9.19 Fundraising After Your Founder Leaves

Dear Kim:

I have been working for 10 years as the director of a social justice nonprofit that I founded. Since we have no development director, I’m the primary fundraising staff. I am considering leaving my position to stay at home with my young child. Many of our donors were brought into the organization through me, and I’m concerned some of them may stop giving if I’m no longer on staff.

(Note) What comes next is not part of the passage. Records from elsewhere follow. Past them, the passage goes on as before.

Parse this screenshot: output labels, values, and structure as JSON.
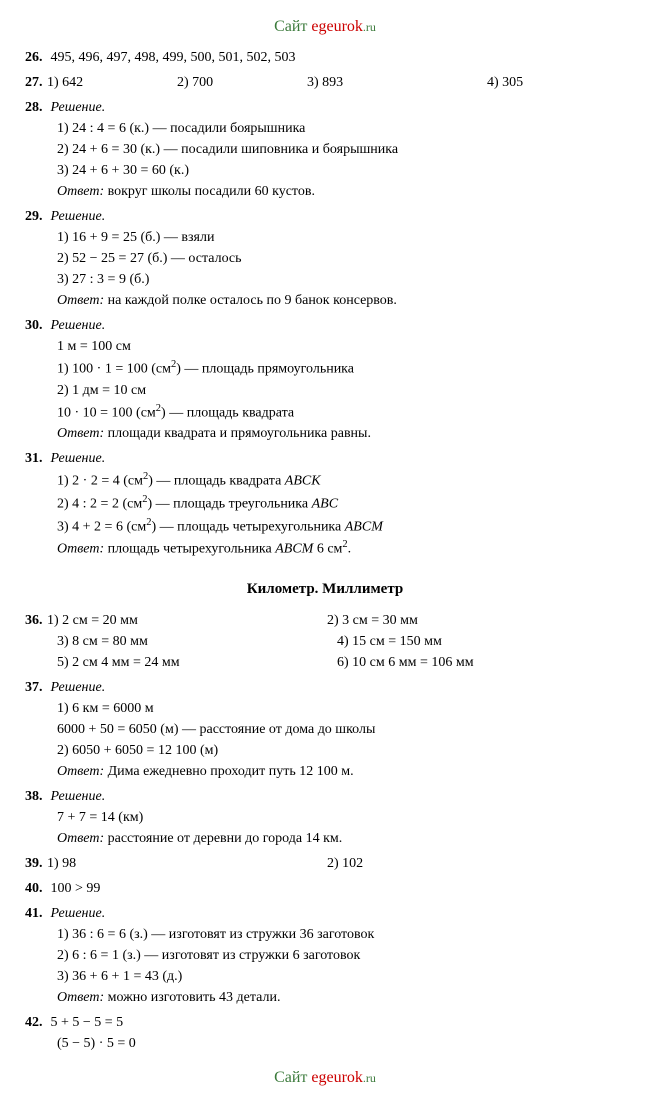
{
  "site": {
    "label_prefix": "Сайт ",
    "name": "egeurok",
    "suffix": ".ru"
  },
  "p26": {
    "num": "26.",
    "text": "495, 496, 497, 498, 499, 500, 501, 502, 503"
  },
  "p27": {
    "num": "27.",
    "a": "1) 642",
    "b": "2) 700",
    "c": "3) 893",
    "d": "4) 305"
  },
  "p28": {
    "num": "28.",
    "label": "Решение.",
    "l1": "1) 24 : 4 = 6 (к.) — посадили боярышника",
    "l2": "2) 24 + 6 = 30 (к.) — посадили шиповника и боярышника",
    "l3": "3) 24 + 6 + 30 = 60 (к.)",
    "ans_label": "Ответ:",
    "ans": " вокруг школы посадили 60 кустов."
  },
  "p29": {
    "num": "29.",
    "label": "Решение.",
    "l1": "1) 16 + 9 = 25 (б.) — взяли",
    "l2": "2) 52 − 25 = 27 (б.) — осталось",
    "l3": "3) 27 : 3 = 9 (б.)",
    "ans_label": "Ответ:",
    "ans": " на каждой полке осталось по 9 банок консервов."
  },
  "p30": {
    "num": "30.",
    "label": "Решение.",
    "l0": "1 м = 100 см",
    "l1a": "1) 100 · 1 = 100 (см",
    "l1b": ") — площадь прямоугольника",
    "l2": "2) 1 дм = 10 см",
    "l3a": "10 · 10 = 100 (см",
    "l3b": ") — площадь квадрата",
    "ans_label": "Ответ:",
    "ans": " площади квадрата и прямоугольника равны."
  },
  "p31": {
    "num": "31.",
    "label": "Решение.",
    "l1a": "1) 2 · 2 = 4 (см",
    "l1b": ") — площадь квадрата ",
    "l1c": "ABCK",
    "l2a": "2) 4 : 2 = 2 (см",
    "l2b": ") — площадь треугольника ",
    "l2c": "ABC",
    "l3a": "3) 4 + 2 = 6 (см",
    "l3b": ") — площадь четырехугольника ",
    "l3c": "ABCM",
    "ans_label": "Ответ:",
    "ans_a": " площадь четырехугольника ",
    "ans_b": "ABCM",
    "ans_c": " 6 см",
    "ans_d": "."
  },
  "section": "Километр. Миллиметр",
  "p36": {
    "num": "36.",
    "r1a": "1) 2 см = 20 мм",
    "r1b": "2) 3 см = 30 мм",
    "r2a": "3) 8 см = 80 мм",
    "r2b": "4) 15 см = 150 мм",
    "r3a": "5) 2 см 4 мм = 24 мм",
    "r3b": "6) 10 см 6 мм = 106 мм"
  },
  "p37": {
    "num": "37.",
    "label": "Решение.",
    "l1": "1) 6 км = 6000 м",
    "l2": "6000 + 50 = 6050 (м) — расстояние от дома до школы",
    "l3": "2) 6050 + 6050 = 12 100 (м)",
    "ans_label": "Ответ:",
    "ans": " Дима ежедневно проходит путь 12 100 м."
  },
  "p38": {
    "num": "38.",
    "label": "Решение.",
    "l1": "7 + 7 = 14 (км)",
    "ans_label": "Ответ:",
    "ans": " расстояние от деревни до города 14 км."
  },
  "p39": {
    "num": "39.",
    "a": "1) 98",
    "b": "2) 102"
  },
  "p40": {
    "num": "40.",
    "text": "100 > 99"
  },
  "p41": {
    "num": "41.",
    "label": "Решение.",
    "l1": "1) 36 : 6 = 6 (з.) — изготовят из стружки 36 заготовок",
    "l2": "2) 6 : 6 = 1 (з.) — изготовят из стружки 6 заготовок",
    "l3": "3) 36 + 6 + 1 = 43 (д.)",
    "ans_label": "Ответ:",
    "ans": " можно изготовить 43 детали."
  },
  "p42": {
    "num": "42.",
    "l1": "5 + 5 − 5 = 5",
    "l2": "(5 − 5) · 5 = 0"
  }
}
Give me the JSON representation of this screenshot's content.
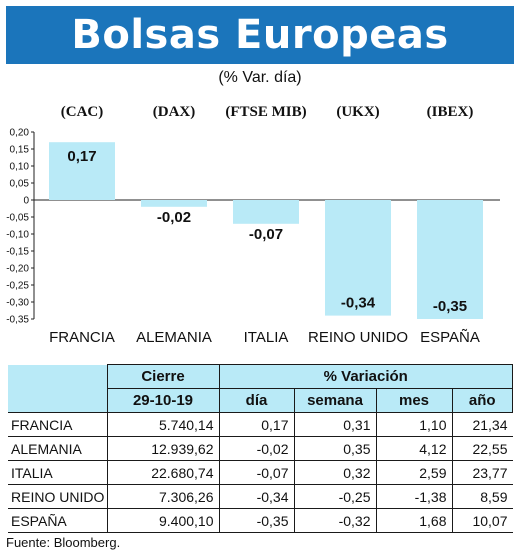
{
  "title": "Bolsas Europeas",
  "subtitle": "(% Var. día)",
  "chart_data": {
    "type": "bar",
    "categories": [
      "FRANCIA",
      "ALEMANIA",
      "ITALIA",
      "REINO UNIDO",
      "ESPAÑA"
    ],
    "indices": [
      "(CAC)",
      "(DAX)",
      "(FTSE MIB)",
      "(UKX)",
      "(IBEX)"
    ],
    "values": [
      0.17,
      -0.02,
      -0.07,
      -0.34,
      -0.35
    ],
    "value_labels": [
      "0,17",
      "-0,02",
      "-0,07",
      "-0,34",
      "-0,35"
    ],
    "ylim": [
      -0.35,
      0.2
    ],
    "yticks": [
      0.2,
      0.15,
      0.1,
      0.05,
      0,
      -0.05,
      -0.1,
      -0.15,
      -0.2,
      -0.25,
      -0.3,
      -0.35
    ],
    "ytick_labels": [
      "0,20",
      "0,15",
      "0,10",
      "0,05",
      "0",
      "-0,05",
      "-0,10",
      "-0,15",
      "-0,20",
      "-0,25",
      "-0,30",
      "-0,35"
    ],
    "bar_color": "#b9eaf7",
    "grid": false,
    "title": "",
    "xlabel": "",
    "ylabel": ""
  },
  "table": {
    "header_cierre": "Cierre",
    "header_variacion": "% Variación",
    "date": "29-10-19",
    "columns": [
      "día",
      "semana",
      "mes",
      "año"
    ],
    "rows": [
      {
        "country": "FRANCIA",
        "cierre": "5.740,14",
        "dia": "0,17",
        "semana": "0,31",
        "mes": "1,10",
        "anio": "21,34"
      },
      {
        "country": "ALEMANIA",
        "cierre": "12.939,62",
        "dia": "-0,02",
        "semana": "0,35",
        "mes": "4,12",
        "anio": "22,55"
      },
      {
        "country": "ITALIA",
        "cierre": "22.680,74",
        "dia": "-0,07",
        "semana": "0,32",
        "mes": "2,59",
        "anio": "23,77"
      },
      {
        "country": "REINO UNIDO",
        "cierre": "7.306,26",
        "dia": "-0,34",
        "semana": "-0,25",
        "mes": "-1,38",
        "anio": "8,59"
      },
      {
        "country": "ESPAÑA",
        "cierre": "9.400,10",
        "dia": "-0,35",
        "semana": "-0,32",
        "mes": "1,68",
        "anio": "10,07"
      }
    ]
  },
  "source": "Fuente: Bloomberg."
}
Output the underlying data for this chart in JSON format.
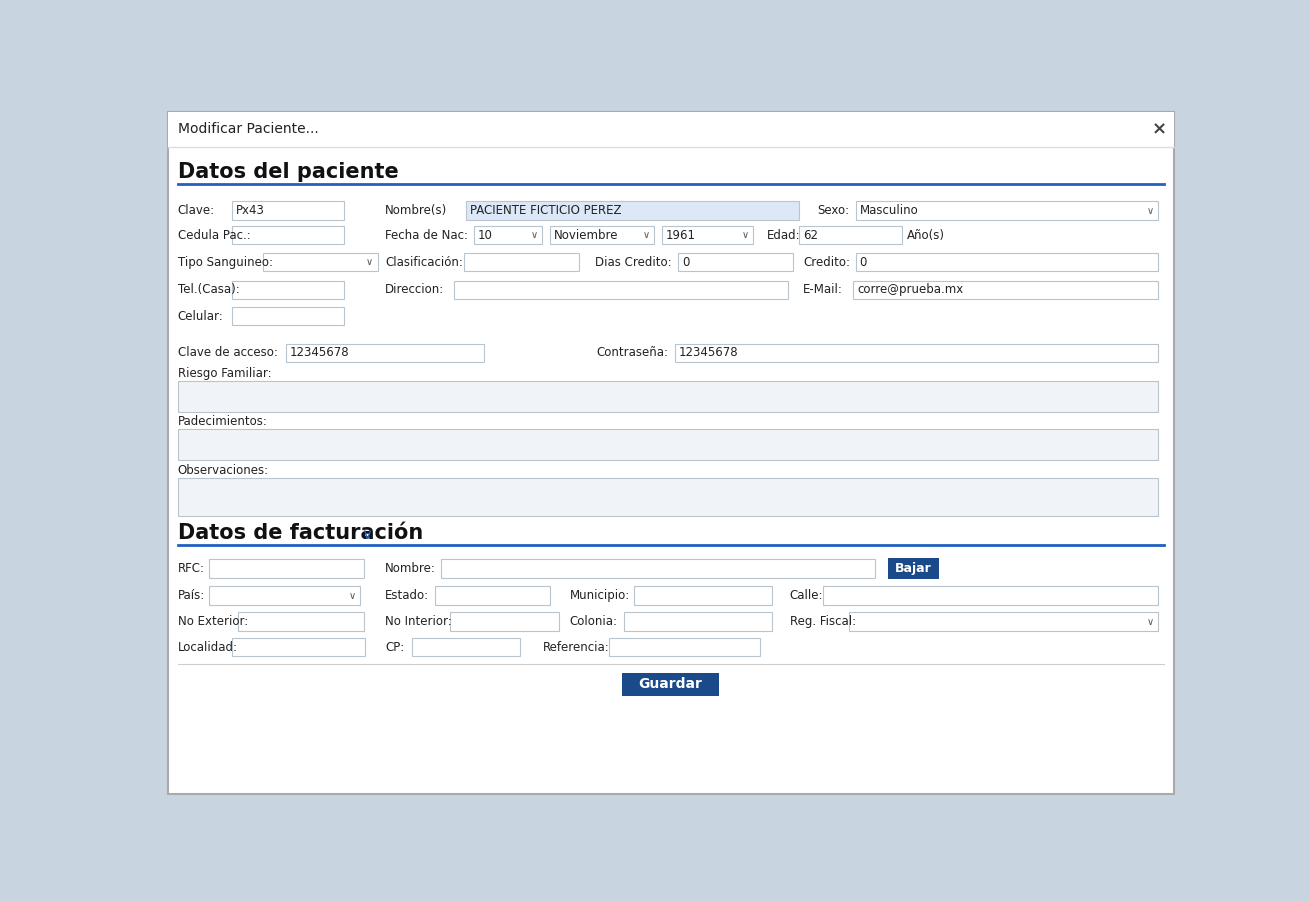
{
  "title": "Modificar Paciente...",
  "close_btn": "×",
  "bg_color": "#ffffff",
  "border_color": "#cccccc",
  "input_border": "#b8c4ce",
  "blue_line": "#2060c0",
  "section1_title": "Datos del paciente",
  "section2_title": "Datos de facturación",
  "section2_arrow": "∨",
  "guardar_btn_color": "#1a4a8a",
  "bajar_btn_color": "#1a4a8a",
  "outer_bg": "#c8d4e0",
  "titlebar_border": "#dddddd",
  "input_empty_bg": "#ffffff",
  "input_highlight_bg": "#dce8f8",
  "textarea_bg": "#f0f4f8",
  "bottom_bar_bg": "#f5f7fa"
}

What can I do over the next three-four months to encourage as many of them as possible to remain part of our work after I am gone?

Leaving Without A Lurch

Dear Lurch:

Yours is a common dilemma of founders, but with the foresight you are showing, you should be able to move donor loyalty away from you and to your organization fairly easily if you keep a few things in mind.

1)      Some of the donors will use your leaving as their excuse to stop giving.   They gave because they liked you and wanted you to be successful, but the cause is not their priority.  These often include family and long time family friends. 

2)     Some donors would have stopped giving anyway.  Every organization loses about 1/3 of their donors every year because of factors outside of the organization:  divorce, job loss, moving, or other causes become more important.  Some people only give to new organizations, and once an organization is established, they move on to another new organization. 

So whatever the donors do, please don’t take it personally.  To keep as many donors as possible, over the next few months, do the following:

  1. Begin now to prepare people for the fact you are leaving.  Make a list of all the people who would assume they would hear it from you and start calling them.  Set aside a day to call them all in a row.  Once you announce you are leaving, word will spread.  The reason you are leaving is commendable and clearly not about the organization. 
  2. Make sure everyone who talks about you leaving says the same thing.  People will try to give advice:  “Can’t you bring your child to work?”  “Can’t you work part time?”  etc. You need to remain firm, “I want to be a full time parent for awhile.” 
  3. See as many donors as you can, and bring along a board member or key volunteer.  That person should be prepared to discuss how the organization is going to stay the course, and how grateful the organization is to you, in part because of the infrastructure you have built that enables you to leave.  When appropriate, and as often as possible, ask the donors to please continue to give generously.
  4. If possible, raise a small pool of money from your closest and most committed donors to help with the transition.  You did not say if the organization is planning to hire someone to take your place, but if so, that money can help pay the bills while they get settled into the job. 
  5. Reassure people that you will be available to answer questions and give advice.  (Don’t worry—many founders are shocked by how little their advice is sought after they leave.) 
  6. Once you have the date for your last day, and the name of the person who will be doing your job, send a letter to all your donors and funders welcoming the new person and talking about program plans for the future.  Post this on your website and use social media to spread the word.

I have founded a couple of organizations myself and I want to reassure all founders—you can leave.  You will be missed a little, and the organization will move in directions that you may not entirely understand, but you have done your part by founding and running the organization for awhile. A good organization is bigger than any one person, even the founder, and it is a tribute to the skill of the founder when the organization can move on and leave us behind.